Успех методов запутывания можно измерить с помощью следующих критериев:

• Сила. Степень, в которой преобразованный код сопротивляется попыткам автоматической деобфускации , определяет его надежность. Чем больше усилий, времени и ресурсов требуется, тем надежнее код.
• Дифференциация. Степень, в которой преобразованный код отличается от оригинала, является еще одним показателем его эффективности. Некоторые из этих способов включают в себя:

1. Количество предикатов, содержащихся в новом коде.
2. Глубина дерева наследования (DIT) — показатель, используемый для обозначения сложности кода. Более высокий DIT означает более сложную программу.
3. Расход. Экономически эффективный метод запутывания будет более полезным, чем дорогой, особенно когда речь идет о том, насколько хорошо он масштабируется для более крупных приложений.
4. Сложность. Чем больше слоев добавляет обфускатор, тем сложнее будет программа, что делает обфускацию более успешной.

Основные преимущества обфускации заключаются в следующем:

• Секретность. Обфускация скрывает ценную информацию, содержащуюся в коде. Это преимущество для законных организаций, желающих защитить код от конкурентов и злоумышленников.
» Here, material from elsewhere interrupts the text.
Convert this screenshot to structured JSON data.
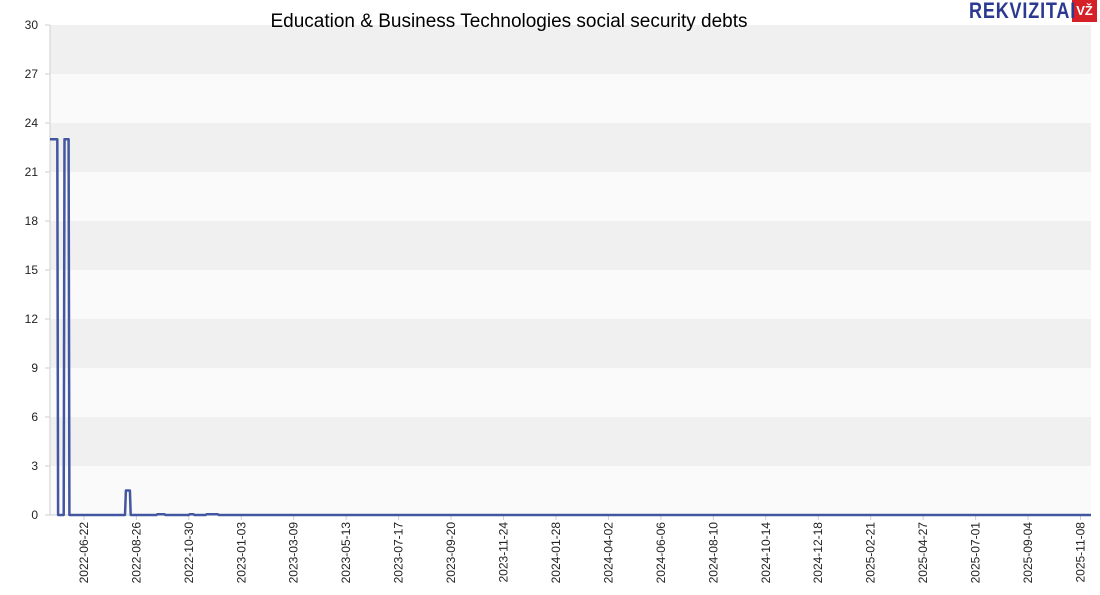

И наоборот, злоумышленники извлекают выгоду из секретности обфускации, чтобы скрыть свой вредоносный код.
• Эффективность. Некоторые методы запутывания, такие как удаление неиспользуемого кода, приводят к уменьшению размера программы и снижению ее ресурсоемкости при запуске.
• Безопасность. Обфускация — это встроенный метод обеспечения безопасности, иногда называемый самозащитой приложения. Вместо использования внешнего метода безопасности он работает внутри того, что защищается. Он хорошо подходит для защиты приложений, которые работают в ненадежной среде и содержат конфиденциальную информацию.

Недостатки обфускации

Одним из основных недостатков обфускации является то, что она также используется во вредоносных программах. Авторы вредоносных программ используют его, чтобы обойти антивирусные программы, сканирующие код на наличие определенных функций. Скрывая эти функции, вредоносное ПО кажется антивирусному программному обеспечению легитимным.

Общие методы, которые используют авторы вредоносных программ, включают:

• Эксклюзивное или (XOR). Операция, которая скрывает данные путем применения к коду значений XOR, чтобы только тренированный глаз мог их расшифровать.
• РОТ-13. Инструкция, которая заменяет кодом случайные символы.
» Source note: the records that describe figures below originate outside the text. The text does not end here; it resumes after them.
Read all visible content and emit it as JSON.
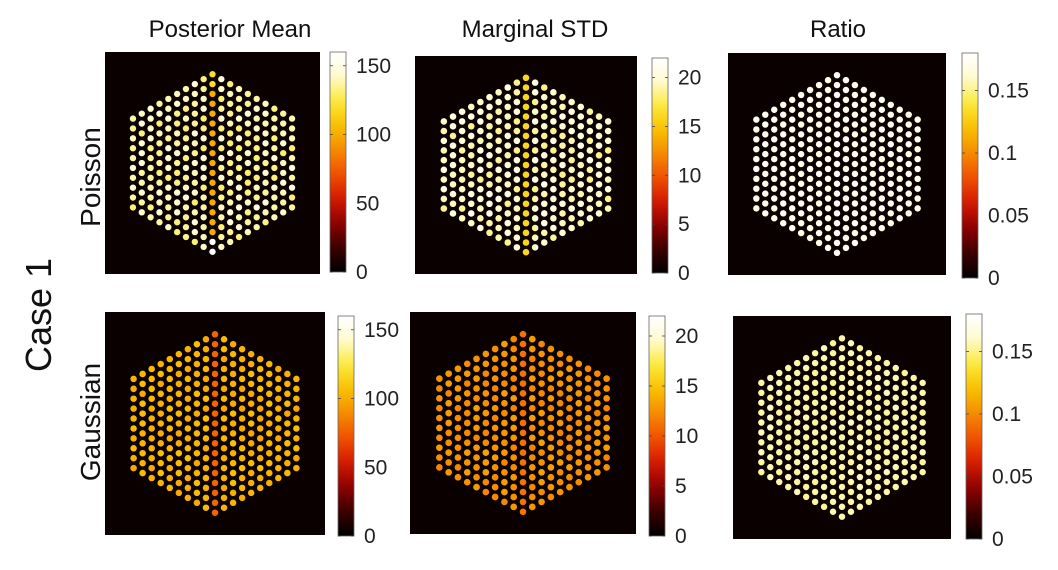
{
  "figure": {
    "case_label": "Case 1",
    "column_titles": [
      "Posterior Mean",
      "Marginal STD",
      "Ratio"
    ],
    "row_labels": [
      "Poisson",
      "Gaussian"
    ]
  },
  "colormap": {
    "name": "hot",
    "stops": [
      "#000000",
      "#3a0000",
      "#8c0000",
      "#d41a00",
      "#f05000",
      "#f58a00",
      "#f8c000",
      "#fbe93a",
      "#fffbd0",
      "#ffffff"
    ]
  },
  "chart_data": [
    {
      "type": "heatmap",
      "name": "poisson-posterior-mean",
      "title": "Posterior Mean",
      "row": "Poisson",
      "colorbar": {
        "range": [
          0,
          160
        ],
        "ticks": [
          0,
          50,
          100,
          150
        ],
        "tick_labels": [
          "0",
          "50",
          "100",
          "150"
        ]
      },
      "hex_pattern": {
        "rings": 9,
        "base_value": 138,
        "center_column_value": 100,
        "center_column_top_value": 120,
        "center_column_bottom_value": 160,
        "edge_variation": 8
      }
    },
    {
      "type": "heatmap",
      "name": "poisson-marginal-std",
      "title": "Marginal STD",
      "row": "Poisson",
      "colorbar": {
        "range": [
          0,
          22
        ],
        "ticks": [
          0,
          5,
          10,
          15,
          20
        ],
        "tick_labels": [
          "0",
          "5",
          "10",
          "15",
          "20"
        ]
      },
      "hex_pattern": {
        "rings": 9,
        "base_value": 19.5,
        "center_column_value": 16,
        "center_column_top_value": 16,
        "center_column_bottom_value": 16,
        "edge_variation": 1.2
      }
    },
    {
      "type": "heatmap",
      "name": "poisson-ratio",
      "title": "Ratio",
      "row": "Poisson",
      "colorbar": {
        "range": [
          0,
          0.18
        ],
        "ticks": [
          0,
          0.05,
          0.1,
          0.15
        ],
        "tick_labels": [
          "0",
          "0.05",
          "0.1",
          "0.15"
        ]
      },
      "hex_pattern": {
        "rings": 9,
        "base_value": 0.172,
        "center_column_value": 0.176,
        "center_column_top_value": 0.176,
        "center_column_bottom_value": 0.176,
        "edge_variation": 0.004
      }
    },
    {
      "type": "heatmap",
      "name": "gaussian-posterior-mean",
      "title": "Posterior Mean",
      "row": "Gaussian",
      "colorbar": {
        "range": [
          0,
          160
        ],
        "ticks": [
          0,
          50,
          100,
          150
        ],
        "tick_labels": [
          "0",
          "50",
          "100",
          "150"
        ]
      },
      "hex_pattern": {
        "rings": 9,
        "base_value": 103,
        "center_column_value": 78,
        "center_column_top_value": 78,
        "center_column_bottom_value": 78,
        "edge_variation": 4
      }
    },
    {
      "type": "heatmap",
      "name": "gaussian-marginal-std",
      "title": "Marginal STD",
      "row": "Gaussian",
      "colorbar": {
        "range": [
          0,
          22
        ],
        "ticks": [
          0,
          5,
          10,
          15,
          20
        ],
        "tick_labels": [
          "0",
          "5",
          "10",
          "15",
          "20"
        ]
      },
      "hex_pattern": {
        "rings": 9,
        "base_value": 12.6,
        "center_column_value": 11.2,
        "center_column_top_value": 11.2,
        "center_column_bottom_value": 11.2,
        "edge_variation": 0.6
      }
    },
    {
      "type": "heatmap",
      "name": "gaussian-ratio",
      "title": "Ratio",
      "row": "Gaussian",
      "colorbar": {
        "range": [
          0,
          0.18
        ],
        "ticks": [
          0,
          0.05,
          0.1,
          0.15
        ],
        "tick_labels": [
          "0",
          "0.05",
          "0.1",
          "0.15"
        ]
      },
      "hex_pattern": {
        "rings": 9,
        "base_value": 0.155,
        "center_column_value": 0.155,
        "center_column_top_value": 0.155,
        "center_column_bottom_value": 0.155,
        "edge_variation": 0.003
      }
    }
  ]
}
С помощью запутывания вместо разработки новых вредоносных программ авторы переупаковывают широко используемые методы атак, чтобы замаскировать их особенности. В некоторых случаях злоумышленники используют методы, специфичные для конкретного поставщика.

Еще одним недостатком обфускации является то, что она может затруднить чтение кода. Например, код, использующий метод обфускации шифрования строк, требует расшифровки строк во время выполнения, что снижает производительность.

Атака на SolarWinds, производителя программного обеспечения для управления и мониторинга ИТ в Остине, штат Техас, которая, как полагают, началась еще в сентябре 2019 года, привела к взлому множества других компаний и правительственных учреждений. Атака была обнаружена в декабре 2020 года и приписывается российским хакерам. Первоначально он скомпрометировал платформу управления ИТ Orion компании SolarWinds.

Злоумышленники использовали вредоносное ПО Sunburst, которое сочетало в себе запутывание, машинное обучение и методы искусственного интеллекта для установки бэкдора в обновлениях программного обеспечения для платформы Orion . Чтобы замаскировать свои усилия и обойти защиту, они изменяли журналы аудита, удаляли файлы и программы после использования и имитировали активность, чтобы они выглядели как законные приложения в сети.

Примечательно, что эта атака на цепочку поставок оставалась незамеченной более года. Вредоносное ПО, вставленное в код Orion, бездействовало и было скрыто до тех пор, пока пользователи не загрузили зараженные обновления. Затем он незамеченным распространился по сети и заразил длинный список организаций, использующих Orion.